Replication Flows in SAP Datasphere offer robust capabilities to ensure seamless data movement and integration across various environments. Here are some key features : Bidirectional Data Movement, Real-Time Data Synchronization, Integration with Hyperscaler Storage Solutions, Automated and Scheduled Transfers
Federation
- When data from external hyperscaler sources needs to be harmonized with SAP data sources in real-time at the SAP Datasphere layer (as opposed to leveraging the Object Store based secure, centrally-governed Delta Sharing integration mentioned earlier) , then the data federation integration at SAP Datasphere is used.
- Data from sources are virtually accessed via remote tables in SAP Datasphere.
- Data remains in its sources and queries are pushed to sources directly.
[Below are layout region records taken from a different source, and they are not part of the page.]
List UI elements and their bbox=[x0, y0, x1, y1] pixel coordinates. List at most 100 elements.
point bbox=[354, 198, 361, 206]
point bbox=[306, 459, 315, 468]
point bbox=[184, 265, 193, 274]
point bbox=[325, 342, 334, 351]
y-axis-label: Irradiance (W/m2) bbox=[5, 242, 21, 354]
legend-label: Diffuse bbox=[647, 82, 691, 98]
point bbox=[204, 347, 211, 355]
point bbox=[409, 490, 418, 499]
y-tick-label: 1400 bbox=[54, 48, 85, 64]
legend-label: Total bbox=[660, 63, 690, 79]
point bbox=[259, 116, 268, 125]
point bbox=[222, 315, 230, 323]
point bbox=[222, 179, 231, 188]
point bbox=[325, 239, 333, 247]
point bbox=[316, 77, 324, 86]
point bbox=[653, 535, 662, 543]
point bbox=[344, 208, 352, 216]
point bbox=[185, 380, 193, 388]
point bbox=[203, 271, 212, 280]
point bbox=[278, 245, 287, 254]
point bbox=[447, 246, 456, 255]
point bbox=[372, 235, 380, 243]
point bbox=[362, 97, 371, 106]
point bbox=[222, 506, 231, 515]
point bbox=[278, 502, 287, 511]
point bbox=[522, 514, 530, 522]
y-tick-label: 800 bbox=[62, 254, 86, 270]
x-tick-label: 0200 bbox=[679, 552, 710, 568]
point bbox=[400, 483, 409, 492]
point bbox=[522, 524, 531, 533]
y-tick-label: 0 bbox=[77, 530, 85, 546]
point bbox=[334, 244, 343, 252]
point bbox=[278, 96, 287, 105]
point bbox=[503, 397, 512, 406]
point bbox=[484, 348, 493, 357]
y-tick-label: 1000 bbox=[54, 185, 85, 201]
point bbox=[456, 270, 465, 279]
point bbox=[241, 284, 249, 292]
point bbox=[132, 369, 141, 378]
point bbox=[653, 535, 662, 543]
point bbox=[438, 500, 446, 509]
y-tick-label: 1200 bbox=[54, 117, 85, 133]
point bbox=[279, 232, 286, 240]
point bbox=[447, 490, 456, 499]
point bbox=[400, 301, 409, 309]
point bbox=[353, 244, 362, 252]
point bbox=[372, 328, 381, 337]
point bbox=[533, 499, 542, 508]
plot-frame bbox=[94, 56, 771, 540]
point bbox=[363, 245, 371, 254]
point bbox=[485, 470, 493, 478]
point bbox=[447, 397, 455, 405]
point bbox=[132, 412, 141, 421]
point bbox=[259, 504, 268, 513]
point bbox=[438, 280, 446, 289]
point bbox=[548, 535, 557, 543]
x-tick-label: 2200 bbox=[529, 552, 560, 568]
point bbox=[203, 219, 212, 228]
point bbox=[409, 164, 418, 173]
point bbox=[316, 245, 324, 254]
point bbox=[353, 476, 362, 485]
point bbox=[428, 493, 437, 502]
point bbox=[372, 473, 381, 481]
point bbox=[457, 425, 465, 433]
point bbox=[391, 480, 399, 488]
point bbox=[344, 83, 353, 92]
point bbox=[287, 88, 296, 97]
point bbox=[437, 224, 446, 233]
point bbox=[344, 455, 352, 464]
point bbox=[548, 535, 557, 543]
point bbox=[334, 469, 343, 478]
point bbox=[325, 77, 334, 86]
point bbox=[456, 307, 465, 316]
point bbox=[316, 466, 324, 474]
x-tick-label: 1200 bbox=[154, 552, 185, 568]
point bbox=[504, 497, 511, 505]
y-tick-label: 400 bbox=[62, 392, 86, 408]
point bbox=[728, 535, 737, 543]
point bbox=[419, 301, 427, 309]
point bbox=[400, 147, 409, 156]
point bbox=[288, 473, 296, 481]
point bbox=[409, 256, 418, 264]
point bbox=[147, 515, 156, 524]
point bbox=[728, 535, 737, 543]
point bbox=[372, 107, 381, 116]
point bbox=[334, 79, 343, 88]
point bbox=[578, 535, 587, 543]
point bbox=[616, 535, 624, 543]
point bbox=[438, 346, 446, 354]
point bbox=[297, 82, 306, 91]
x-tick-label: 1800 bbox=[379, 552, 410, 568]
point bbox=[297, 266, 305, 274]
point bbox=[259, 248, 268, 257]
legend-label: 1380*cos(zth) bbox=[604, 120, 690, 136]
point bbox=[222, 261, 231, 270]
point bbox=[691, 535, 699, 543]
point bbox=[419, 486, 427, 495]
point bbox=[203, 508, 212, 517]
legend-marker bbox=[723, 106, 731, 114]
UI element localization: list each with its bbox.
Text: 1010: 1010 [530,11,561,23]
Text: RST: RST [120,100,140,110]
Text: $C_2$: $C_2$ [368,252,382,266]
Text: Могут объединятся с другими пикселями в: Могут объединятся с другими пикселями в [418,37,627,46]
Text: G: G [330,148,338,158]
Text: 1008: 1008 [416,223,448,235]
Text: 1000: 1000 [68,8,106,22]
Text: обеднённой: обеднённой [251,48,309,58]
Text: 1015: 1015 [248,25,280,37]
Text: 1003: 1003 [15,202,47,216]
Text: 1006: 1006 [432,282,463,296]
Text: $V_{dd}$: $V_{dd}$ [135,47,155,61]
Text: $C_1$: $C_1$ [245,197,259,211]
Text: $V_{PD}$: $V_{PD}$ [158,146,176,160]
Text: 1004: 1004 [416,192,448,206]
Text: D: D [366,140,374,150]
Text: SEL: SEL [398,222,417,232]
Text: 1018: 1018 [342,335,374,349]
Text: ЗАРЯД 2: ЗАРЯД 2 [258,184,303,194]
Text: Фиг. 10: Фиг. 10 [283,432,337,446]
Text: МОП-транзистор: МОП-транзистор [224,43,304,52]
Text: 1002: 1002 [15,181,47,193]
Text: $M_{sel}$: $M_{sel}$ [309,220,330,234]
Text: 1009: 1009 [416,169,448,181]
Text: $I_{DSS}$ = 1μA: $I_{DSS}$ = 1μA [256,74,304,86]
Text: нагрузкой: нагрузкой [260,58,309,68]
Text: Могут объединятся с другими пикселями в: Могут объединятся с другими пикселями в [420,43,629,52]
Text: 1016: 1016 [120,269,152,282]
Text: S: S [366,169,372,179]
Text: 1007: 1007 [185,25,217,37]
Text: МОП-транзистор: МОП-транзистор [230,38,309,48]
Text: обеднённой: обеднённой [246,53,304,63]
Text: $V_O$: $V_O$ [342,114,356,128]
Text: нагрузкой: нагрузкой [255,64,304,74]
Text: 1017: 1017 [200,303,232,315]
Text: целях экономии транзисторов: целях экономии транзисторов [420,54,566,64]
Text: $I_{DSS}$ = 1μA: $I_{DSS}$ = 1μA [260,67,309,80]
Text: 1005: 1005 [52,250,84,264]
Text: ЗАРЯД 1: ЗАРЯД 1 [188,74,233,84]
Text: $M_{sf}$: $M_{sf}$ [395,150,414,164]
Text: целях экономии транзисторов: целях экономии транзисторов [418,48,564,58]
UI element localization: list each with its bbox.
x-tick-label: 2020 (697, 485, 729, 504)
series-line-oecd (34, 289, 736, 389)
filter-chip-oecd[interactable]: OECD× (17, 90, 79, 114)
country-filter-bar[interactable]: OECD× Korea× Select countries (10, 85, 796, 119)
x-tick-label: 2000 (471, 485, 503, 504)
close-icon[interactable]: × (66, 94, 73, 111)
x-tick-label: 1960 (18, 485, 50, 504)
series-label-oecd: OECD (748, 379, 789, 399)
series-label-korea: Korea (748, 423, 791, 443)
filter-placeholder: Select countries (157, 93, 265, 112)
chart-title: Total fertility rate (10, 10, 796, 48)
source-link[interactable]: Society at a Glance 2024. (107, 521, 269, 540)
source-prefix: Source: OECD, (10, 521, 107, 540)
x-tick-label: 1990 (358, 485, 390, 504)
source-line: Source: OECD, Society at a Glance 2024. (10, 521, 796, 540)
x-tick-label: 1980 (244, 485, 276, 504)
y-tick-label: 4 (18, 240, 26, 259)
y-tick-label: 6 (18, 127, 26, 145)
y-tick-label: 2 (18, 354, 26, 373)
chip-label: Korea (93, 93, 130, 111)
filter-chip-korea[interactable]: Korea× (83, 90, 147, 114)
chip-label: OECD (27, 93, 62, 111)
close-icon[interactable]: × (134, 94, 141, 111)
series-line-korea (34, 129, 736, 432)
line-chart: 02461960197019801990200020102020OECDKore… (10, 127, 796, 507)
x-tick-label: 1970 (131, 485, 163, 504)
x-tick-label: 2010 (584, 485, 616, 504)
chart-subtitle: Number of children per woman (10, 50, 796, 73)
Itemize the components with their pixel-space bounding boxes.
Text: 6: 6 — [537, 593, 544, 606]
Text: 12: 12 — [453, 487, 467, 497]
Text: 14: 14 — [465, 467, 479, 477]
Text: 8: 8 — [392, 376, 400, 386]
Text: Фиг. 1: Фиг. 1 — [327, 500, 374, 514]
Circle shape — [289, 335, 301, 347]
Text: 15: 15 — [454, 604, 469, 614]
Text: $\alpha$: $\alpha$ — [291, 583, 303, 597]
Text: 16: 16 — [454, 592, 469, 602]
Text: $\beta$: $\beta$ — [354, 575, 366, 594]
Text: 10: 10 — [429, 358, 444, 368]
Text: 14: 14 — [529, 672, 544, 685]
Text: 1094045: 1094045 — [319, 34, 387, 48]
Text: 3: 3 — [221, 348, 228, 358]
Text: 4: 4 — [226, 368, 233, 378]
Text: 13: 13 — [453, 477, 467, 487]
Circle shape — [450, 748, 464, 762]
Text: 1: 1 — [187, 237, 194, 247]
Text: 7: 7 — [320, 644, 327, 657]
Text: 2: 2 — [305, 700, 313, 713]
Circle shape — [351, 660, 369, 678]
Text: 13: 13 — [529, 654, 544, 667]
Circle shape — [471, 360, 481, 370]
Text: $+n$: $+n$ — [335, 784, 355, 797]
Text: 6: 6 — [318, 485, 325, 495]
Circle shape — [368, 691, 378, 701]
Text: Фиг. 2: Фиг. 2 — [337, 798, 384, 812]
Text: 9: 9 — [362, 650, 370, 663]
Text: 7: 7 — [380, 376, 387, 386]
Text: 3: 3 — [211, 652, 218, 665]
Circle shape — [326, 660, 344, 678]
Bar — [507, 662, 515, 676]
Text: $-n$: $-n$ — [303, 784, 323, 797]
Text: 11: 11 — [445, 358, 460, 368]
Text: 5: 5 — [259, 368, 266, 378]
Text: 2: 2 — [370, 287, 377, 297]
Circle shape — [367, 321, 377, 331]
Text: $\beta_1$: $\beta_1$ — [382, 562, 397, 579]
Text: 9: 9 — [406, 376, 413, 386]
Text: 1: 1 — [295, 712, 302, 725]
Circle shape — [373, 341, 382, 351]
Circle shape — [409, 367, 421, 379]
- Examples of such real-time virtualized data access include integrations with SAP S/4HANA, SAP BW/4HANA, Amazon Athena, Google BigQuery, and Databricks Delta Lake, to name a few.
- To benefit from real-time integration that efficiently queries and returns results to SAP Datasphere, the queries are designed with strategies such as filtering, aggregation, and partitioning at the source.
Data federation in SAP Datasphere allows organizations to access and analyze data from multiple sources without the need for physical data movement. This approach ensures that data remains in its original location while still being available for real-time analytics and decision-making. Here are some key aspects of data federation: Virtual Data Access, Real-Time Insights, Seamless Integration
Data Flow
- When data from external hyperscaler sources needs to be imported into and persisted in SAP Datasphere for use with downstream applications such as building unified semantic models for use with Analytics applications, then the data flow integration is used.
- Data Flow helps import data on a scheduled basis using automatic imports.
- Create a data flow to move and transform data in an intuitive graphical interface. You can drag and drop sources from the Source Browser, join them as appropriate, add other operators to remove or create columns, aggregate data, and do Python scripting, before writing the data to the target table.